## Reporting: wragle_report


## Introduction

The dataset I wrangled (and analyzed and visualized) is the tweet archive of Twitter user @dog_rates, also known as WeRateDogs. WeRateDogs is a Twitter account that rates people's dogs with a humorous comment about the dog.


## Processes

I imported the libraries needed for the wrangling process such as *pandas, numpy, requests, json and matplotlib* and then I proceeded to wrangling the data with this workflow:

- Data gathering
- Data assessment
- Data cleaning
- Data storage
- Data analysis and visualization

### Data Gathering

The data was gathered from multiple sources:
- A .csv file (using pd.read_csv)
- from a url (using the request library)
- from a tsv file (which was read line by line as a json file (this was done because I couldn't access the twitter API))

### Data assessment

The data was assessed both visually and programmatically and the following issues were identified.

#### Quality issues
Archive table
1. in_reply_to_status_id, in_reply_to_user_id, retweeted_status_id, retweeted_status_user_id, retweeted_status_timestamp are mostly nulls and I don't really need them because they are replies and retweets.
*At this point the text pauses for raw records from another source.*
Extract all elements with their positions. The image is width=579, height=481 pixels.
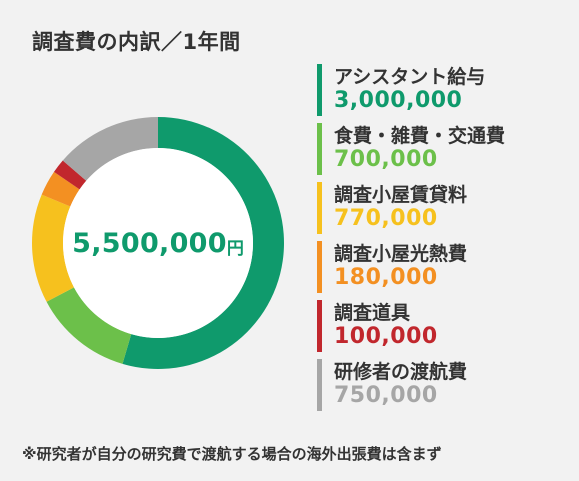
legend-value: 180,000 [334,265,438,290]
donut-slice [32,194,74,302]
total-unit: 円 [226,238,244,259]
legend-label: 研修者の渡航費 [334,361,468,383]
legend-color-bar [317,241,322,293]
footnote: ※研究者が自分の研究費で渡航する場合の海外出張費は含まず [22,445,442,463]
legend-color-bar [317,359,322,411]
legend-value: 750,000 [334,383,438,408]
total-value: 5,500,000 [72,227,227,259]
legend-item-assistant-salary: アシスタント給与 3,000,000 [317,62,567,121]
legend-color-bar [317,64,322,116]
donut-chart: 5,500,000 円 [28,113,288,373]
legend-item-hut-utilities: 調査小屋光熱費 180,000 [317,239,567,298]
chart-title: 調査費の内訳／1年間 [32,30,241,54]
donut-hole [63,148,253,338]
legend-label: 調査道具 [334,302,411,324]
legend-label: アシスタント給与 [334,66,486,88]
legend-value: 700,000 [334,147,438,172]
donut-slice [122,117,284,369]
donut-slice [62,117,158,181]
legend-label: 食費・雑費・交通費 [334,125,506,147]
legend-item-food-misc-transport: 食費・雑費・交通費 700,000 [317,121,567,180]
total-amount: 5,500,000 円 [28,113,288,373]
donut-svg [32,117,284,369]
donut-slice [41,171,80,207]
legend-item-hut-rent: 調査小屋賃貸料 770,000 [317,180,567,239]
legend-color-bar [317,182,322,234]
legend-color-bar [317,300,322,352]
legend-item-research-tools: 調査道具 100,000 [317,298,567,357]
legend-label: 調査小屋光熱費 [334,243,468,265]
legend: アシスタント給与 3,000,000 食費・雑費・交通費 700,000 調査小… [317,62,567,416]
legend-value: 770,000 [334,206,438,231]
donut-slice [46,287,132,364]
legend-value: 3,000,000 [334,88,463,113]
legend-item-trainee-travel: 研修者の渡航費 750,000 [317,357,567,416]
legend-label: 調査小屋賃貸料 [334,184,468,206]
donut-slice [53,160,87,190]
legend-value: 100,000 [334,324,438,349]
legend-color-bar [317,123,322,175]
2. Several dog names in the name column are not actually dog names


3. name, doggo, floofer, pupper and puppo columns have values that are null but python does not read as null because there is a filler word 'None'


4. Id fields should be strings


5. timestamp fields should be datetime


6. The dog breeds can be standardized


7. Ratings with decimals incorrectly extracted


8. Incorrect ratings


### Tidiness issues
1. The dog stages are in separate columns

2. Retweet count, favorite count and dog breed are not part of the archive table


### Data Cleaning

All the issues documented above were cleaned programmatically:

1. I remove in_reply_to_status_id, in_reply_to_user_id, retweeted_status_id, retweeted_status_user_id, retweeted_status_timestamp from archive table using the .drop method but first I drop rows that have replys and retweets


2. I change non dog names to null


3. I replace None in name, doggo, floofer, pupper, and puppo with NaN


4. I change tweet_id to str using .astype method


5. I change timestamp to datetime using .astype method


6. I standardize dog breed column using .str.lower() to turn dog_breed to lowercase letters


7. I correctly extract ratings with decimals from the text using .str.extract and regex pattern and assign to rating numerator and denominator


8. I update incorrect ratings

#### Tidiness issues
1. I put the dog stages in one column using .join method

2. I merge archive, tweets and images tables


### Data Storage

I stored the data using .to_csv

### Data analysis and visualization

I analyze and visualize my wrangled data and produce insights(using .describe, .corr, and groupby method) and visualizations(using matplotlib).